Pretender aplicar un régimen único, sin reconocer las diferencias entre las jurisdicciones y entre las actividades, va a llevar a un colapso de magnitudes insospechadas. Yo no quiero plantear esta cuestión sanitaria, finalmente, en términos de valentía o cobardía, pero llega un momento que los países y las sociedades deben asumir cierto riesgo para no perecer.

El gobierno de Fernández debe presumir que es efectivamente posible esconderse eternamente de la realidad que la Naturaleza impone. Pues no. No es posible.

No es posible negar lo que ocurre; no es posible negar que lo que ocurre, ocurre de modo diferente en diferentes partes del país y que, por lo tanto, lo que corresponde es un enorme esfuerzo de adaptación y coraje.

Adaptación para saber aplicar a cada actividad y a cada jurisdicción las mejores medidas para las distintas realidades que afectan esas actividades y esas jurisdicciones. Coraje para admitir que un día habrá que salir -con los cuidados que corresponda, obviamente- pero salir al fin a enfrentar la vida como la vida viene.

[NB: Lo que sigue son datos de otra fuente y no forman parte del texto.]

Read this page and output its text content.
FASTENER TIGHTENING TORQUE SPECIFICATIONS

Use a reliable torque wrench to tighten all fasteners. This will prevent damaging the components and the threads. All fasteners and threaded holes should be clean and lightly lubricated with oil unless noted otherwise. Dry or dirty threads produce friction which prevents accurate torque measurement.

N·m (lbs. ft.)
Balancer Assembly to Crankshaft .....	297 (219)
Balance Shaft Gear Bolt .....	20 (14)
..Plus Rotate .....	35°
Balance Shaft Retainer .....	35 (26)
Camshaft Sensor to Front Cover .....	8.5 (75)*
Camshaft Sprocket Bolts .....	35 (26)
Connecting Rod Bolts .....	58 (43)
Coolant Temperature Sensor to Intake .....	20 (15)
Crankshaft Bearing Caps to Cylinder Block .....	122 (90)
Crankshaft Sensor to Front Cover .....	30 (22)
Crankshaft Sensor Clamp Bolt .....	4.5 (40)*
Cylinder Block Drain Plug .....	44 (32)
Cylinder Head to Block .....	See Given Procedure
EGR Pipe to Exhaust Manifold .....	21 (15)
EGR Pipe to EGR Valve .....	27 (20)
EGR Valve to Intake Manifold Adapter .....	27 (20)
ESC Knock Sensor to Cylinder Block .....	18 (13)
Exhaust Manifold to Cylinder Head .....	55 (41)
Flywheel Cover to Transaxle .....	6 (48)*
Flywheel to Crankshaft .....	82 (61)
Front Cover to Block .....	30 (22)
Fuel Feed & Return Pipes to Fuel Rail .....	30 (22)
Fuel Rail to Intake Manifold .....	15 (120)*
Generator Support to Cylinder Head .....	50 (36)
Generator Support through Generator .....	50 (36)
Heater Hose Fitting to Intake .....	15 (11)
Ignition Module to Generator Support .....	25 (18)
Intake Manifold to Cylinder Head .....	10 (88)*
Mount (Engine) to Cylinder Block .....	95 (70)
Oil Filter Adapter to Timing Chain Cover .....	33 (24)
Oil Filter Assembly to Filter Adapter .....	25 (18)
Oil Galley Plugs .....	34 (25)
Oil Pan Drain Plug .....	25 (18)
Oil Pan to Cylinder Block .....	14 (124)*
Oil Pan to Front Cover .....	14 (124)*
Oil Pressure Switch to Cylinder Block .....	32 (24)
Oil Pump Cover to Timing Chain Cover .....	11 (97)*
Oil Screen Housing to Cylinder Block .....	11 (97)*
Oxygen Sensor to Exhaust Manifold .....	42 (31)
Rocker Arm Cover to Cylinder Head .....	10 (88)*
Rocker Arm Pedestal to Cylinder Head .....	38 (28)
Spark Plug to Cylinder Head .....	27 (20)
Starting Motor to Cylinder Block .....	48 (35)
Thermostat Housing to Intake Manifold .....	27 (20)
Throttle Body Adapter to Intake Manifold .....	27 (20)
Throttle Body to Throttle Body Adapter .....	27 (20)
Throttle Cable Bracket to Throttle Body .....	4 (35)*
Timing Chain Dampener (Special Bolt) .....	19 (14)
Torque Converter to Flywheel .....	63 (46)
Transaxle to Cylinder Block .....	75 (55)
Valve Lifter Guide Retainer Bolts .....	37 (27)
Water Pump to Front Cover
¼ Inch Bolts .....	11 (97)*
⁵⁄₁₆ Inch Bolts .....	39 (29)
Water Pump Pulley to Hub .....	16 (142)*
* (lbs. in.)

Creerse con el poder de repartir las cartas de una baraja que está más allá del control humano, traerá más complicaciones que soluciones.

Si la Capital tiene un manejo determinado del problema que le permite seguir el curso previsto de reaperturas escalonadas, pues que lo haga. Si la provincia tiene algún inconveniente en seguir con ese proceso, pues que aplique un camino diferente. En ningún lado está escrito que debemos someternos a una dictadura del proletariado sanitario. Y, en definitiva, incluso para Kicillof, llegará el momento que se deberá tomar el riesgo. No podemos seguir mucho más tiempo como un chico escondido debajo de la cama. El mundo sigue andando. Los casos continúan, pero el mundo le presenta batalla en las calles, no debajo de las polleras de mamá.